Increase your development team's productivity, quality, and happiness

July 20, 2020

programmingproductivity

3 min read

We’ve been experimenting as a team with shipping the smallest increments of value possible. We are loving the results so far. Work is more enjoyable, work is higher quality, and more work gets done. Here are some of the reasons I think are behind this:

Customer value

Small work chunks ensure you’re providing constant value to your customers. By breaking things down, you deliver value to your customers more consistently and more often. Shipping an increment of value once it’s done captures a massive amount of extra value that compounds over time. Customers love software teams that ship often.

Feedback

If you ship smaller stuff, you can get your customers' feedback on that stuff sooner. You can then apply that feedback earlier, and make a better product long term. All the improvements made due to early feedback compound to create enormous extra value for your customers.

Higher quality

Smaller tickets are higher quality work on average. Since your pull requests are smaller, they’re easier for your developers to code review. There is less friction involved with reviewing (No putting off that massive code review), and better quality feedback will be given in each review. In a large code review, people skip lower priority feedback to avoid feedback exhaustion. Smaller chunks of work (and smaller code changes) avoid this issue, leading to more thorough reviews.

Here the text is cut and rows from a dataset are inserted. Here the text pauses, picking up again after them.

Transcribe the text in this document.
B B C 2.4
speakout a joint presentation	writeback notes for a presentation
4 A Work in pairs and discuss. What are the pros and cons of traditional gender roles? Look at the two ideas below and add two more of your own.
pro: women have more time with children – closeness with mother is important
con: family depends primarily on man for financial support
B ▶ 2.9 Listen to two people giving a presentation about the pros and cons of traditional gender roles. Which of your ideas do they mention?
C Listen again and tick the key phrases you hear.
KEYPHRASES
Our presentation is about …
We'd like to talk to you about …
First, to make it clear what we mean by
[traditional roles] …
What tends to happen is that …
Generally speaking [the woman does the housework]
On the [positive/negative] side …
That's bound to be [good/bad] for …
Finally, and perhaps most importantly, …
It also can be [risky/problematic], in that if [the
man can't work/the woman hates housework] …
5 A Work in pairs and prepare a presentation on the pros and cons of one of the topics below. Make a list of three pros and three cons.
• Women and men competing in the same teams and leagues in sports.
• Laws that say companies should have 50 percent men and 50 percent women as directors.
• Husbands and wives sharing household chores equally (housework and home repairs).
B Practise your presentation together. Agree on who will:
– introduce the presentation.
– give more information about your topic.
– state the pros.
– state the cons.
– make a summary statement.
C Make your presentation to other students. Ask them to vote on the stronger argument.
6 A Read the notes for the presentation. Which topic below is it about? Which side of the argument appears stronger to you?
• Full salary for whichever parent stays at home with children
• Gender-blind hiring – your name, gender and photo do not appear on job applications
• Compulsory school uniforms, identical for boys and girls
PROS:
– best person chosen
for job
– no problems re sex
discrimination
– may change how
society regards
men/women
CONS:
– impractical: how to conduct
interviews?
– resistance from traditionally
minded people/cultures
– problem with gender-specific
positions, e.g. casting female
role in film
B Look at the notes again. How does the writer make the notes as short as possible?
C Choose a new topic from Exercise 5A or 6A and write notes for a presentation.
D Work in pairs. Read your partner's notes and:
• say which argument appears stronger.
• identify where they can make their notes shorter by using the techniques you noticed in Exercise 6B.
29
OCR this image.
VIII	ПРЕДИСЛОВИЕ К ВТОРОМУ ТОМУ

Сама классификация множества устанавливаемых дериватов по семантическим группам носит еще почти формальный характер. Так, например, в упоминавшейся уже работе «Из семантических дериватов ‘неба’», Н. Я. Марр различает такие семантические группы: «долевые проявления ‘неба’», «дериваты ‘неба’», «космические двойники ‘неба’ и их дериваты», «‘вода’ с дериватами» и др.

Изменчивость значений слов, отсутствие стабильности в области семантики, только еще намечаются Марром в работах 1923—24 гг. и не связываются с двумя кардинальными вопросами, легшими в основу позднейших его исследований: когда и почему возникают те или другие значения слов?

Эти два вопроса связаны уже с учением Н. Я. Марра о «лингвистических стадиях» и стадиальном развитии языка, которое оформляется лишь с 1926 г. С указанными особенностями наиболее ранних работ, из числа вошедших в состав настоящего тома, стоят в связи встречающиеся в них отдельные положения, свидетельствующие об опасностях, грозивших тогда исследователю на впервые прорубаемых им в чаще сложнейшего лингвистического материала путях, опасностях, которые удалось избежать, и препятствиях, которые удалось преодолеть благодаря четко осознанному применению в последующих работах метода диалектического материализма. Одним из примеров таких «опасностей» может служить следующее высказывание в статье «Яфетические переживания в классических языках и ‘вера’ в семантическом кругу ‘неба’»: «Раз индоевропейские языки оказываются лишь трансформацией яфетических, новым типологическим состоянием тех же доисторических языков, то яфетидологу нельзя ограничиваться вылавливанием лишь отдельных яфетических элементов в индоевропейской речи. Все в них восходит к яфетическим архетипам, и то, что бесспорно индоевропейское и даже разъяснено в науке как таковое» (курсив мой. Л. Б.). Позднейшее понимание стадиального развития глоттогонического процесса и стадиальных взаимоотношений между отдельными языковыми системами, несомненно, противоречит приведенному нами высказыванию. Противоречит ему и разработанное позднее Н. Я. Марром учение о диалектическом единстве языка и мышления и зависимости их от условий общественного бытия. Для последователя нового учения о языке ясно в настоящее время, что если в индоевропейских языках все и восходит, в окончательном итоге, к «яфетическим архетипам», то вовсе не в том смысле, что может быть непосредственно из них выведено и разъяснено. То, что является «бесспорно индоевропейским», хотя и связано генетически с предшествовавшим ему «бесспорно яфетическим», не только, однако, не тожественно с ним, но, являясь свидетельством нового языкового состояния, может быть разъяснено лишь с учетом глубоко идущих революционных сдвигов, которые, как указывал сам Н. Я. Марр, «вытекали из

Smaller chunks of work let developers focus in on one problem at a time, which means solutions are of higher quality. A piece that might have been a secondary consideration if bundled up in a larger body of work becomes the primary focus, so it’s given more deliberate thought and planning.

More work gets done

Your developers are more productive with smaller chunks. It’s motivating to see your work consistently get shipped. It’s satisfying to continuously drag items to the “done” column. Smaller tickets have less friction associated with them. Developers are happier working on smaller, better defined chunks. All of these things add up to more work shipped overall, with less re-work.

The next time you're dividing up work for your team, consider the smallest possible increment of value and break it down as far as you can. You've gone too far if shipping a piece doesn't add value on its own.

Try it. I think you and your team will love the results.